In her remarks on Nov. 24, she explained how she put a “Cajun spin” on diplomacy in her 35 years serving across four continents the Foreign Service. Thomas-Greenfield was born in Baker, Louisiana, a rural town north of Baton Rouge, and she paid homage to her home state by engaging in what she calls “Gumbo diplomacy.”
“Wherever I was posted around the world, I’d invite people of different backgrounds and beliefs to help me make a roux, and chop onions for the holy trinity and make homemade gumbo,” she said. “It was my way of breaking down barriers, connecting with people, and starting to see each other on a human level-- a bit of lagniappe is what we say in Louisiana.”
Emeritus Professor of Sociology at LSU Thomas Durant met Thomas-Greenfield when she spoke to the LSU Black Faculty and Staff Caucus over 20 years ago. He said that as the second Black woman to serve in her new position, Thomas-Greenfield will continue to shift the culture of American politics.
“To see that a Black woman is the leader of American foreign policy, it sends a signal to this country and to the rest of the world that America will live out its dream of being a truly multicultural society,” Durant said.
He said that Thomas-Greenfield is a “well-qualified and well-grounded” pick for U.N. Ambassador, having served as Ambassador to Liberia and held postings in Pakistan, Kenya, Nigeria and Jamaica, among other countries.
“The Ambassador to the U.N. represents America’s foreign mission in the rest of the world and sets international policy based on U.S. interest,” he said. “In order to be the Ambassador to the U.N., you have to have a broad knowledge and experience in foreign affairs and international relationships, and she’s proven that for the last 35 years.”
Durant said that Thomas-Greenfield will renew Americans’ faith in foreign leadership and restore integrity on a global stage.

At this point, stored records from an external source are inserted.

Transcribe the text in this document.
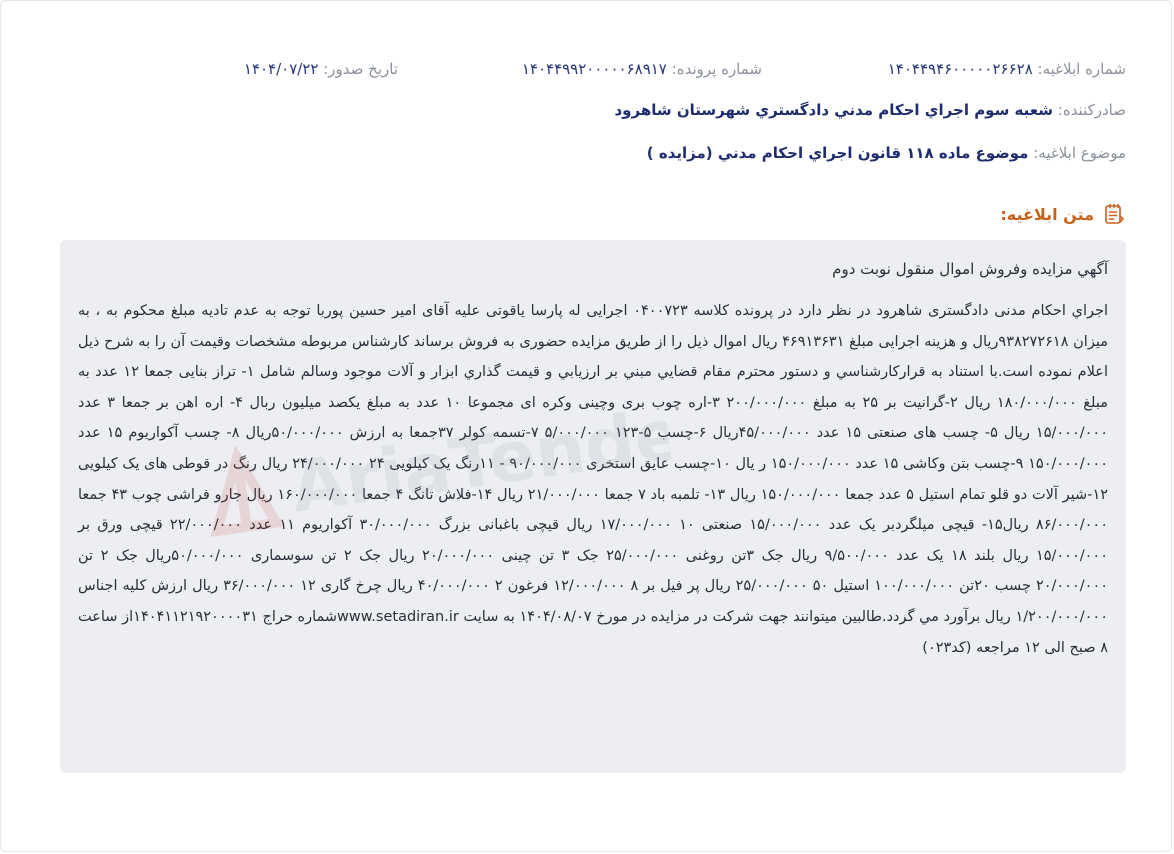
شماره ابلاغيه: ۱۴۰۴۴۹۴۶۰۰۰۰۰۲۶۶۲۸
شماره پرونده: ۱۴۰۴۴۹۹۲۰۰۰۰۰۶۸۹۱۷
تاريخ صدور: ۱۴۰۴/۰۷/۲۲
صادرکننده: شعبه سوم اجراي احکام مدني دادگستري شهرستان شاهرود
موضوع ابلاغيه: موضوع ماده ۱۱۸ قانون اجراي احکام مدني (مزايده )
متن ابلاغيه:

آگهي مزايده وفروش اموال منقول نوبت دوم

اجراي احکام مدنی دادگستری شاهرود در نظر دارد در پرونده کلاسه ۰۴۰۰۷۲۳ اجرایی له پارسا یاقوتی علیه آقای امیر حسین پوربا توجه به عدم تادیه مبلغ محکوم به ، به میزان ۹۳۸۲۷۲۶۱۸ریال و هزینه اجرایی مبلغ ۴۶۹۱۳۶۳۱ ریال اموال ذیل را از طریق مزایده حضوری به فروش برساند کارشناس مربوطه مشخصات وقیمت آن را به شرح ذیل اعلام نموده است.با استناد به قرارکارشناسي و دستور محترم مقام قضايي مبني بر ارزيابي و قيمت گذاري ابزار و آلات موجود وسالم شامل ۱- تراز بنایی جمعا ۱۲ عدد به مبلغ ۱۸۰/۰۰۰/۰۰۰ ریال ۲-گرانیت بر ۲۵ به مبلغ ۲۰۰/۰۰۰/۰۰۰ ۳-اره چوب بری وچینی وکره ای مجموعا ۱۰ عدد به مبلغ یکصد میلیون ربال ۴- اره اهن بر جمعا ۳ عدد ۱۵/۰۰۰/۰۰۰ ریال ۵- چسب های صنعتی ۱۵ عدد ۴۵/۰۰۰/۰۰۰ریال ۶-چسب ۵-۱۲۳ ۵/۰۰۰/۰۰۰ ۷-تسمه کولر ۳۷جمعا به ارزش ۵۰/۰۰۰/۰۰۰ریال ۸- چسب آکواریوم ۱۵ عدد ۱۵۰/۰۰۰/۰۰۰ ۹-چسب بتن وکاشی ۱۵ عدد ۱۵۰/۰۰۰/۰۰۰ ر یال ۱۰-چسب عایق استخری ۹۰/۰۰۰/۰۰۰ - ۱۱رنگ یک کیلویی ۲۴ ۲۴/۰۰۰/۰۰۰ ریال رنگ در قوطی های یک کیلویی ۱۲-شیر آلات دو قلو تمام استیل ۵ عدد جمعا ۱۵۰/۰۰۰/۰۰۰ ریال ۱۳- تلمبه باد ۷ جمعا ۲۱/۰۰۰/۰۰۰ ریال ۱۴-فلاش تانگ ۴ جمعا ۱۶۰/۰۰۰/۰۰۰ ریال جارو فراشی چوب ۴۳ جمعا ۸۶/۰۰۰/۰۰۰ ریال۱۵- قیچی میلگردبر یک عدد ۱۵/۰۰۰/۰۰۰ صنعتی ۱۰ ۱۷/۰۰۰/۰۰۰ ریال قیچی باغبانی بزرگ ۳۰/۰۰۰/۰۰۰ آکواریوم ۱۱ عدد ۲۲/۰۰۰/۰۰۰ قیچی ورق بر ۱۵/۰۰۰/۰۰۰ ریال بلند ۱۸ یک عدد ۹/۵۰۰/۰۰۰ ریال جک ۳تن روغنی ۲۵/۰۰۰/۰۰۰ جک ۳ تن چینی ۲۰/۰۰۰/۰۰۰ ریال جک ۲ تن سوسماری ۵۰/۰۰۰/۰۰۰ریال جک ۲ تن ۲۰/۰۰۰/۰۰۰ چسب ۲۰تن ۱۰۰/۰۰۰/۰۰۰ استیل ۵۰ ۲۵/۰۰۰/۰۰۰ ریال پر فیل بر ۸ ۱۲/۰۰۰/۰۰۰ فرغون ۲ ۴۰/۰۰۰/۰۰۰ ریال چرخ گاری ۱۲ ۳۶/۰۰۰/۰۰۰ ریال ارزش کلیه اجناس ۱/۲۰۰/۰۰۰/۰۰۰ ریال برآورد مي گردد.طالبین میتوانند جهت شرکت در مزایده در مورخ ۱۴۰۴/۰۸/۰۷ به سایت www.setadiran.irشماره حراج ۱۴۰۴۱۱۲۱۹۲۰۰۰۰۳۱از ساعت ۸ صبح الی ۱۲ مراجعه (کد۰۲۳)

“She will do an excellent job of restoring leadership on the world’s stage that has been so diminished in the last four years,” Durant said . “We have lost some of our leadership, power and respect, and I think people like Linda will be able to capture that American power and leadership again.”
LSU alumnus Dr. Albert Agard has spent over 20 years serving in the international government in Africa. He said Thomas-Greenfield will flourish in her new position as she works to improve relations between the United States and countries all over the world.
“The fact that she has been exposed to so many diverse cultures makes her aptly qualified for this position,” Agard said. “She will have to make decisions for the world, and I can’t think of any other U.N. Ambassador in the past several years that has come with this type of qualification. You can’t substitute briefings for actual experience."
He met Thomas-Greenfield when she reached out to him during his time as an international student when they were both undergraduates at LSU. She befriended him, checking up on him and making sure he acclimated to college life in Louisiana.
“I think that was an indication of things to come,” Agard said. “She’s always had a heart for diplomacy on a global scale. For that, she’s going to be a great ambassador.”
Endowed Chair of Race, Media and Cultural Literacy and professor at LSU Tina Harris said that Biden and Harris’s cabinet nominees represent racial, ethnic and cultural diversity in a way that is critical to their political success.
“People elect politicians to protect their rights and defend their interests, and women and people of color have not always been represented,” Harris said. “The lack of representation translates into the creation, development and subsequent adoption of policies and laws that are counterintuitive to the interests of marginalized groups. With nominees like these, trust is built between voters and government officials through representation and the belief that someone is acting in their best interest.”
Thomas-Greenfield said that as she remembers her humble beginnings, she thinks about the American people and their hope in the face of cruelty and struggle. She said that global challenges like COVID-19, climate change and poverty can be solved if America is leading the way.
“America is back,” Thomas-Greenfield said. “Multilateralism is back. Diplomacy is back.”